On the other hand, per capita consumption of carbonates in New Zealand is presently much higher than in France, complicating the comparison. In 2011, before the introduction of the tax, carbonates consumption in France stood at 36 litres per capita, with just eight litres per capita emerging from reduced sugar carbonates. In New Zealand in 2014, carbonates consumption was almost 73 litres per capita, with 26 litres emerging from the reduced sugar category. The high consumption of carbonates in New Zealand – more comparable with North American markets than France – may suggest a more developed habit of consumption and a more urgent need for a policy prescription.
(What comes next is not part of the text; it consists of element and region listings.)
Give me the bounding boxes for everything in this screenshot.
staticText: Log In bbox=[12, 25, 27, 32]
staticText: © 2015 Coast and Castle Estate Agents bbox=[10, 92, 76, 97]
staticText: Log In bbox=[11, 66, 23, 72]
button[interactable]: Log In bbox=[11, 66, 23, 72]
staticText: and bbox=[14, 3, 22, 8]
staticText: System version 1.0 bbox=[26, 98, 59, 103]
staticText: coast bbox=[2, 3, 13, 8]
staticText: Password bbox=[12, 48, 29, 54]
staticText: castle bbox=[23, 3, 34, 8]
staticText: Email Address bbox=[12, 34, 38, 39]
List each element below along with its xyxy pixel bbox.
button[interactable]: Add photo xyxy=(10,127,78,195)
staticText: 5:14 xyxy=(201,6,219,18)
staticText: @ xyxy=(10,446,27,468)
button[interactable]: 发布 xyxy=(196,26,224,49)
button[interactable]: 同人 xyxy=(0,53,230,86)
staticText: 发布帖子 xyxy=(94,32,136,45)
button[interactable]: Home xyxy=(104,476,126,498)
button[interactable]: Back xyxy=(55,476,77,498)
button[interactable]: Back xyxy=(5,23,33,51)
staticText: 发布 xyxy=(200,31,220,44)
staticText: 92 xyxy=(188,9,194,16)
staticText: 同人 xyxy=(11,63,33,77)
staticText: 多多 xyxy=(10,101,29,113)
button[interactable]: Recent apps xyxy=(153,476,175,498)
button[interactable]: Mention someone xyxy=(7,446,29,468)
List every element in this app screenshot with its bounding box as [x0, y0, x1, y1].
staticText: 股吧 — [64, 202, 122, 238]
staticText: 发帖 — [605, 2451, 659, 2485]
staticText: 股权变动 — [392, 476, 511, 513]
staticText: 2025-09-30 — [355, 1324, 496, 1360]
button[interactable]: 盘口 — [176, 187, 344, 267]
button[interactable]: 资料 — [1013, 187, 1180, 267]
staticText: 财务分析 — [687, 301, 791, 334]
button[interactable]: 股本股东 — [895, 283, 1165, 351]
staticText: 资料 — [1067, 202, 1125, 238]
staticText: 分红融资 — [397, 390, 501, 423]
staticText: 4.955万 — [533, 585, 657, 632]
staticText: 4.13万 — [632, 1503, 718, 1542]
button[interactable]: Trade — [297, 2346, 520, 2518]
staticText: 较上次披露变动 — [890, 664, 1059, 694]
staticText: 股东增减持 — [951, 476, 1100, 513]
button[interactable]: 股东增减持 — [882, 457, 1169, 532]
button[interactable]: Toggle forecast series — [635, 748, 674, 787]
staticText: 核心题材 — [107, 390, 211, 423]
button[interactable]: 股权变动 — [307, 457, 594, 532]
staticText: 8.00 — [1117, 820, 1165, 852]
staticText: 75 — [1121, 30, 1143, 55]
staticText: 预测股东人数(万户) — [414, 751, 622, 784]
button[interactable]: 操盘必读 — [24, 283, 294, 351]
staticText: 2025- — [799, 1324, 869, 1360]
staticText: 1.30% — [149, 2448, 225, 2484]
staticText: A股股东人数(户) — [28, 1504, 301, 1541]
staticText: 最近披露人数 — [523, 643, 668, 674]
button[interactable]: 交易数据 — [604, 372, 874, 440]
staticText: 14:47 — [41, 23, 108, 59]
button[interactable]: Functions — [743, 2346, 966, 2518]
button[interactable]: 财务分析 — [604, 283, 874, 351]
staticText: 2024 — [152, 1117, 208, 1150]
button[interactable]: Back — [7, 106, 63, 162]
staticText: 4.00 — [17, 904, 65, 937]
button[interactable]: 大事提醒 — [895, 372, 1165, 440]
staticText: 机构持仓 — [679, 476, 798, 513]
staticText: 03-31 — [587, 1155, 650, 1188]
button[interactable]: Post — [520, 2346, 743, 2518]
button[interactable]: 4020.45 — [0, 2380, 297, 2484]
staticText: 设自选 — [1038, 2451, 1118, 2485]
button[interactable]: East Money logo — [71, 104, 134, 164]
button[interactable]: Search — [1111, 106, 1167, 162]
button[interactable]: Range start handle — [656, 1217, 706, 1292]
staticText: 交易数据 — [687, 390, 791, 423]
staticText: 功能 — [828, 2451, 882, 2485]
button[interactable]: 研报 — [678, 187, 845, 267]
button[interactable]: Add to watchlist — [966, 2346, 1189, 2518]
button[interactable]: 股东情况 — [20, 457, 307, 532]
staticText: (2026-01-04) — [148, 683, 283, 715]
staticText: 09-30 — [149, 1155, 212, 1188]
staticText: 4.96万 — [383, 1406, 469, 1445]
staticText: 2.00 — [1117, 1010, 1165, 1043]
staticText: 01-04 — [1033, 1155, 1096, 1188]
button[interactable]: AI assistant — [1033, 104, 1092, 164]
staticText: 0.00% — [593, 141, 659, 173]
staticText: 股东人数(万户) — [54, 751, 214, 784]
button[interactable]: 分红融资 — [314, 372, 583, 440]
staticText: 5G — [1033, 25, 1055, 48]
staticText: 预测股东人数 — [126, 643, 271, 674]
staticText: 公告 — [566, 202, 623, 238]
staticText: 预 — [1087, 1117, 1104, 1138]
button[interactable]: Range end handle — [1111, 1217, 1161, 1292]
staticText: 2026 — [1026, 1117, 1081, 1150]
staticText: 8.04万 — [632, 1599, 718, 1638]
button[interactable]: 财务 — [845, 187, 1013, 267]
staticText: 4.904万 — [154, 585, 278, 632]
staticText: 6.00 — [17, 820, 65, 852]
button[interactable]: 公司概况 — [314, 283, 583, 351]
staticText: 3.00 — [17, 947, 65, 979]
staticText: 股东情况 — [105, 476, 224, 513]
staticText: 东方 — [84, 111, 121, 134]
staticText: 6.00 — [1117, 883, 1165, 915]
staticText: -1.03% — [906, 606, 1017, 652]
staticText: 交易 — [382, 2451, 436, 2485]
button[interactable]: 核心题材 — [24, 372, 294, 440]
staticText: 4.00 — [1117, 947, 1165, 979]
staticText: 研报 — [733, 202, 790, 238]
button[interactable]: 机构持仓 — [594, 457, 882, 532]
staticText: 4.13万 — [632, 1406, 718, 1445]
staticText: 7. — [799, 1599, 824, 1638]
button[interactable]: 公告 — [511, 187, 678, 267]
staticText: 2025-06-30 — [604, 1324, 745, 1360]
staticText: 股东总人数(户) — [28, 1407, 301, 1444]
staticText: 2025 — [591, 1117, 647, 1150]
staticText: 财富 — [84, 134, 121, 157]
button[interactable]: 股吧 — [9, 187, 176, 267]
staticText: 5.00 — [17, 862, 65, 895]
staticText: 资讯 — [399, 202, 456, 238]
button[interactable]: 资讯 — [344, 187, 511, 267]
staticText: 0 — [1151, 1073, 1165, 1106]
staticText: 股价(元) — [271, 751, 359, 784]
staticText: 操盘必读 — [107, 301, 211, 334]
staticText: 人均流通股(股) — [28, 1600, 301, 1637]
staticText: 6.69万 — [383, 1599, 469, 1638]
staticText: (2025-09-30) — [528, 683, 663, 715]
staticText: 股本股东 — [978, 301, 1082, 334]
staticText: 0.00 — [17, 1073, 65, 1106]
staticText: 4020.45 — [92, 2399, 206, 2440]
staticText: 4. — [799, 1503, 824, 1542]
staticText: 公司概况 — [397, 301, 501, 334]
This weakens the parallel.
The more recent (2014) sugar tax imposed in Mexico may be a closer example in terms of the per capita consumption environment, but vast disparities in terms of consumer income and Mexico’s far less developed low-calorie carbonates category present their own challenges in offering a valid comparison. The relatively high per capita consumption of carbonates in New Zealand is impressive when considered against the comparatively high unit price of carbonates in the country, where high delivery costs and a concentrated retail environment drive up prices.
More granular data would certainly be needed to reach any acceptable conclusions on the efficacy of tax increases to curb carbonates consumption. But for its part, the industry may point to the surge in low-calorie carbonates as evidence that policy changes may not be needed to affect healthier consumer behaviours. Over 2009-2014, reduced sugar carbonates have seen retail volume sales grow by 20% in New Zealand. Low-calorie cola carbonates have seen retail volume sales rise by 14%, over the same period that ‘regular’ cola carbonates declined by 5%. While the public debates the issue of carbonates taxation, the industry would be wise to consider further investments in high-growth, low-calorie brands like Coca-Cola Zero, Sprite Zero and Pepsi Max, which have taken share from full-sugar alternatives.
One final issue weighing on the public’s perception of the carbonates industry is the link between carbonates consumption and young people. While Euromonitor International’s Industry Demand Model does not suggest a strong relationship between price and volume consumption in most carbonates categories, there is a strong demographic relationship in New Zealand and other markets between carbonates volumes and growth in the population of teenagers and young adolescents. This is troubling in the context of high rates of childhood obesity, which is the third-highest among OECD member states. Coca-Cola Amatil New Zealand, the leading carbonates bottler in the market, has a policy of not marketing to under 12-year-olds and pledged in 2006 to eliminate the supply of full sugar beverages and energy drinks to New Zealand schools. As in Europe, however, brand owners will continue to face pressure from the public – and increasingly their retail partners – to commit to low- and zero-sugar alternatives for families and children, with more responsible marketing strategies.